I’m in the process of writing a tokenizer and parser. Recently, I decided to take a look at std/zig/tokenizer.zig
for the sake of learning and inspiration. I found some things written super clean and wise, and others I simply cannot understand (in a sense of “design choices” and whys). For example, here are some states the tokenizer has:
pub fn next(self: *Tokenizer) Token {
while (true) : (self.index += 1) {
...
// string related tokenization
.string_literal => switch (c) {
'\\' => {
state = .string_literal_backslash;
},
'"' => {
self.index += 1;
break;
},
0 => {
if (self.index == self.buffer.len) {
result.tag = .invalid;
break;
} else {
self.checkLiteralCharacter();
}
},
'\n' => {
result.tag = .invalid;
break;
},
else => self.checkLiteralCharacter(),
},
...
// number related tokenization
.int => switch (c) {
'.' => state = .int_period,
'_', 'a'...'d', 'f'...'o', 'q'...'z', 'A'...'D', 'F'...'O', 'Q'...'Z', '0'...'9' => {},
'e', 'E', 'p', 'P' => state = .int_exponent,
else => break,
},
.int_exponent => switch (c) {
'-', '+' => {
state = .float;
},
else => {
self.index -= 1;
state = .int;
},
},
.int_period => switch (c) {
'_', 'a'...'d', 'f'...'o', 'q'...'z', 'A'...'D', 'F'...'O', 'Q'...'Z', '0'...'9' => {
state = .float;
},
'e', 'E', 'p', 'P' => state = .float_exponent,
else => {
self.index -= 1;
break;
},
},
.float => switch (c) {
'_', 'a'...'d', 'f'...'o', 'q'...'z', 'A'...'D', 'F'...'O', 'Q'...'Z', '0'...'9' => {},
'e', 'E', 'p', 'P' => state = .float_exponent,
else => break,
},
.float_exponent => switch (c) {
'-', '+' => state = .float,
else => {
self.index -= 1;
state = .float;
},
},
Here, I couldn’t understand why Andrew (I assume, it is he who wrote it) decided, for example, in case of scanning string literals to parse them more carefully (ie. applying checkLiteralCharacter
to check validity for every ASCII/UTF-8 byte it eats), and in case of scanning numbers, tokenizer accepts all kind of rubbish (ie. 1QZZQ
or 0hello_world._bye_bye
). For example, in my tokenizer I do not accept those combinations but only valid int/float literals (you can look at std/json/scanner.zig as an example because I do essentially the same).

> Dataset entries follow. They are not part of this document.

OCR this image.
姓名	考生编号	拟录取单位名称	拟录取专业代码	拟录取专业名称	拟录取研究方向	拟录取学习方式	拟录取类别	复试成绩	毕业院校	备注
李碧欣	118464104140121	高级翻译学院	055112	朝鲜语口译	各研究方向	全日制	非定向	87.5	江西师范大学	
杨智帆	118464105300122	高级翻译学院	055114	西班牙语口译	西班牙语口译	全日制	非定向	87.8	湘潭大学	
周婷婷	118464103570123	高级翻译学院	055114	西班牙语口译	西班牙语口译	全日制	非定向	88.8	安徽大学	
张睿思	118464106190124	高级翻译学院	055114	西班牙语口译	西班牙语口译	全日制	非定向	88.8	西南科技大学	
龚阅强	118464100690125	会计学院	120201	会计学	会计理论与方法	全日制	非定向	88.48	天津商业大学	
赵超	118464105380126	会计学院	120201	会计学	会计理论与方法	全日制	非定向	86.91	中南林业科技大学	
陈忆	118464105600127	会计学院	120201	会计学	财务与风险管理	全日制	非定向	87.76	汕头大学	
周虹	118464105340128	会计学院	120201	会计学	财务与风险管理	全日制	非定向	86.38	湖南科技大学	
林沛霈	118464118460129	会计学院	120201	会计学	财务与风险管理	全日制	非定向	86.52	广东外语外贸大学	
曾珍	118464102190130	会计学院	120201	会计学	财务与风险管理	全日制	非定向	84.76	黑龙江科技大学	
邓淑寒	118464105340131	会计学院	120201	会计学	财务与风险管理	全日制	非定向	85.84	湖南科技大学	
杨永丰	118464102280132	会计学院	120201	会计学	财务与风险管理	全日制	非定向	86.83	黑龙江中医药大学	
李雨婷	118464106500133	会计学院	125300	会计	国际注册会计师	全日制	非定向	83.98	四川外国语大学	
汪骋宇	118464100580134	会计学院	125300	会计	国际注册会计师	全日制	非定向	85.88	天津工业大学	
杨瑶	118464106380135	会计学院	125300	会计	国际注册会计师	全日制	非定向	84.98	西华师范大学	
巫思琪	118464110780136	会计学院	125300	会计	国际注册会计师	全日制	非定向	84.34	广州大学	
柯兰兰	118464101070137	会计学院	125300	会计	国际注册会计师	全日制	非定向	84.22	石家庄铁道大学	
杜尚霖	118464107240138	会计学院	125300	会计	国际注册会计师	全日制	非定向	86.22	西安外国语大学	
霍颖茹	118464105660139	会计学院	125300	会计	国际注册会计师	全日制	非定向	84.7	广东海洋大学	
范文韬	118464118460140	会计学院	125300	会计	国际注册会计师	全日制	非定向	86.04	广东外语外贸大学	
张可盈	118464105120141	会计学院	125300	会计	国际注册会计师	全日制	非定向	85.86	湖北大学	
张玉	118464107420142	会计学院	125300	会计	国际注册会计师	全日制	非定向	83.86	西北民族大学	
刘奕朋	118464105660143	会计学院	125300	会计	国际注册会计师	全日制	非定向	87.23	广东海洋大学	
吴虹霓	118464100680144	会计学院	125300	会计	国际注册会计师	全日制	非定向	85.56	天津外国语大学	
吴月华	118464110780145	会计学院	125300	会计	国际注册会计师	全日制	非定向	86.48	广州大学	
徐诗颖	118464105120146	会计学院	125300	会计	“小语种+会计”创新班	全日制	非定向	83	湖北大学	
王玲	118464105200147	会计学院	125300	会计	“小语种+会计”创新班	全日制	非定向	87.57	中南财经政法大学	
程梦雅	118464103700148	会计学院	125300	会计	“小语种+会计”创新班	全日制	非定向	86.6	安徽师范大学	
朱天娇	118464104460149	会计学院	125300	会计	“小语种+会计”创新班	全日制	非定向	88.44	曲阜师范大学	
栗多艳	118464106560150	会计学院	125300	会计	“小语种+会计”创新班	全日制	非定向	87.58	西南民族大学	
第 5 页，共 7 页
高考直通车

So, the question is: why wouldn’t he validate floats/ints during the tokenization stage rather than somewhere down the road*? Especially considering the fact that tokens can be in .invalid
state to propagate the info where something went wrong.
[*] I found std/zig/Parse.zig
a bit overwhelming, so I can’t say where exactly the validity of number literals happens.